Bild: Ein Labyrinth voll „Bernie“- und „Hillary“-Schildern in Charlesto…
Es ist die leichteste und schwerste Frage zugleich. Ein kleines Mädchen
stellt sie Hillary Clinton an einem Nachmittag in New Hampshire. Es ist ein
Moment noch vor dem desolaten Wahlergebnis, als in dem US-Bundesstaat noch
alles möglich scheint.
„Warum möchtest du Präsidentin werden?“ Da lacht Clinton erst einmal. Doch
es ist nicht das Lachen einer Frau, die sich ehrlich freut oder amüsiert
ist über diese so natürliche Frage. Es ist ein angestrengtes Lachen und
offenbar kalkuliert. Genauso, wie Clinton zunächst einmal die schöne blaue
Mütze mit der weißen Stickerei lobt, die das Mädchen trägt. Das gehört dazu
im Wahlkampf. Die menschliche Nähe, das Normale. Zeigen: Ich möchte zwar
die Präsidentin der Vereinigten Staaten werden, aber ich bin eine von euch,
hole mir meinen Kaffee zum Mitnehmen noch selbst, und im Gespräch bin ich
ganz normal, Mrs. Clinton von nebenan.
Doch diese Mrs. Clinton von nebenan ist das Problem der
Präsidentschaftsbewerberin Clinton in den ersten Wochen dieses langen
Vorwahlkampfs. Clinton ist nicht glaubwürdig, sie schafft es nicht mal,
Authentizität wenigstens zu vermitteln.
Ihre Antwort auf die Kinderfrage ist dann gar nicht mal desolat, ein
PR-Sprech-Klassiker: Für das Land und die Menschen wolle sie arbeiten, so
Clinton. Dafür, dass es allen besser geht und das Mädchen mit der blauen
Mütze eine schöne Zukunft hat. Wie Clinton diese Zukunft als Präsidentin
gestalten will, kann sie intelligent und mit viel Fachwissen erklären.
Kompetenz auf vielen Feldern ist eine von Clintons Stärken, doch der
entscheidende Faktor, um eine Wahl zu gewinnen, ist das in den USA nicht
unbedingt – siehe George W. Bush.
Konkurrent Bernie Sanders hat nicht die Lässigkeit eines Barack Obama oder
die Menschenfängerqualitäten eines Bill Clinton, aber er ist eben
tatsächlich: Bernie Sanders. Mit grauem Haar, unmoderner Brille und nicht
immer perfekt sitzenden Anzügen. Die Leute mögen das.
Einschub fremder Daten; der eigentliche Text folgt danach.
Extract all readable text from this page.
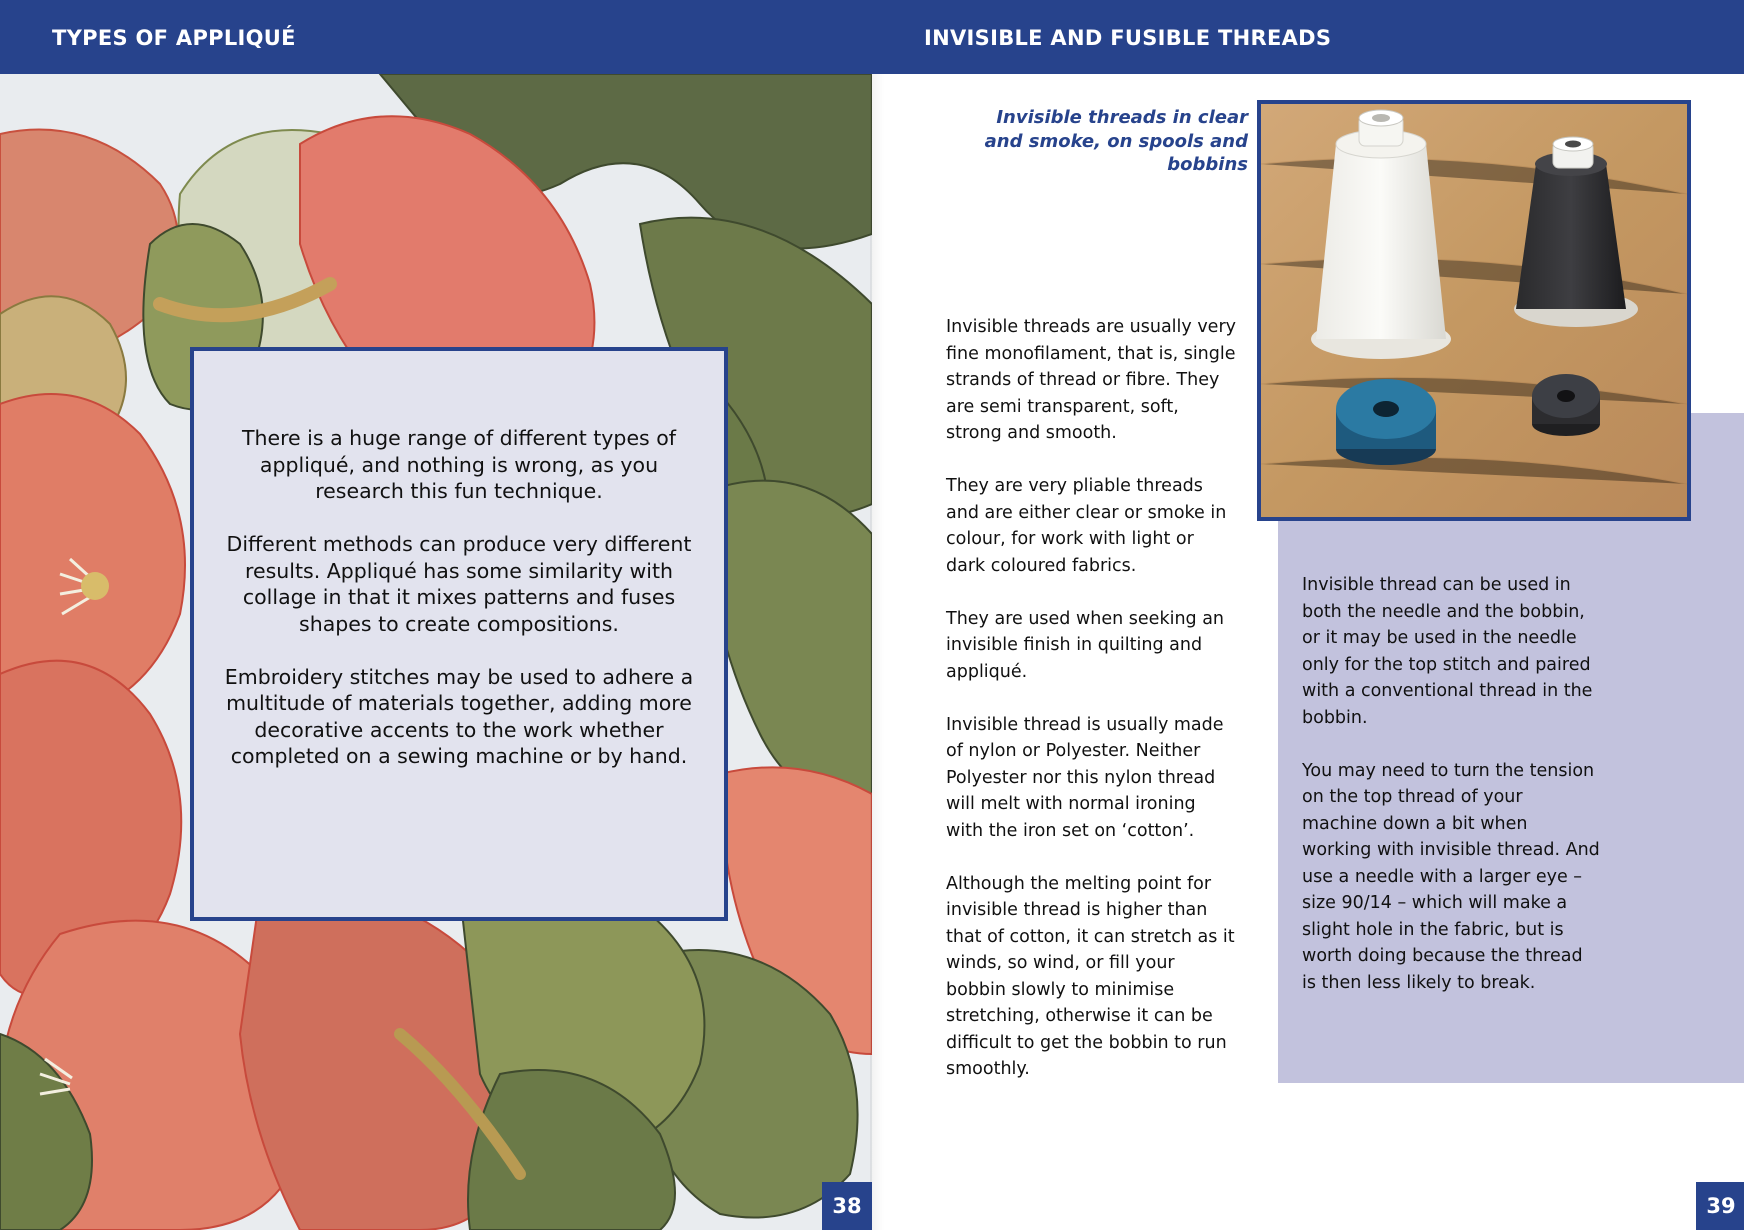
TYPES OF APPLIQUÉ	INVISIBLE AND FUSIBLE THREADS

There is a huge range of different types of appliqué, and nothing is wrong, as you research this fun technique.

Different methods can produce very different results. Appliqué has some similarity with collage in that it mixes patterns and fuses shapes to create compositions.

Embroidery stitches may be used to adhere a multitude of materials together, adding more decorative accents to the work whether completed on a sewing machine or by hand.

38
Invisible threads in clear and smoke, on spools and bobbins

Invisible threads are usually very fine monofilament, that is, single strands of thread or fibre. They are semi transparent, soft, strong and smooth.

They are very pliable threads and are either clear or smoke in colour, for work with light or dark coloured fabrics.

They are used when seeking an invisible finish in quilting and appliqué.

Invisible thread is usually made of nylon or Polyester. Neither Polyester nor this nylon thread will melt with normal ironing with the iron set on ‘cotton’.

Although the melting point for invisible thread is higher than that of cotton, it can stretch as it winds, so wind, or fill your bobbin slowly to minimise stretching, otherwise it can be difficult to get the bobbin to run smoothly.

Invisible thread can be used in both the needle and the bobbin, or it may be used in the needle only for the top stitch and paired with a conventional thread in the bobbin.

You may need to turn the tension on the top thread of your machine down a bit when working with invisible thread. And use a needle with a larger eye – size 90/14 – which will make a slight hole in the fabric, but is worth doing because the thread is then less likely to break.

39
In jeder Umfrage
schlägt er Clinton um Längen, wenn es um Glaubwürdigkeit geht. Sanders hat
eine Graswurzelbewegung hinter sich versammelt, die der von Obamas
Wahlkampf 2008 nicht unähnlich ist. Damals musste Clinton mit ansehen, wie
ein zunächst unbedeutender Konkurrent ihr erst die Show und dann die
Nominierung stahl.
## Ihr Familienname wiegt zu schwer
Ihr Familienname wiegt zu schwer, als dass Clinton jemals solche
Leichtigkeit in ihrem Wahlkampf zeigen könnte. Ihre Versuche, sie dennoch
zu imitieren und zu inszenieren, scheitern. Als sie in einer
E-Mail-Kampagne nach der Niederlage in New Hampshire Bürger dazu aufrief,
ihr einen Dollar zu spenden, erntete sie kübelweise Spott. Über 163
Millionen Dollar Spenden hat Clinton bereits gesammelt, nicht wenige davon
Großspenden – mehr als jeder andere Kandidat im Rennen. Sanders macht einen
Angriff auf genau das große Geld, die Wall Street und das
Partei-Establishment zum Kern seiner Kampagne. Und kaum eine Familie ist
mehr Establishment als die Clintons.
Das System Clinton ist eine gut eingespielte politische Machtmaschine. Dazu
gehört auch das Familienbild. Doch auch Bill Clinton und Tochter Chelsea
wirken auf den Bühnen wie hingestellt. Noch so eine künstliche Kulisse.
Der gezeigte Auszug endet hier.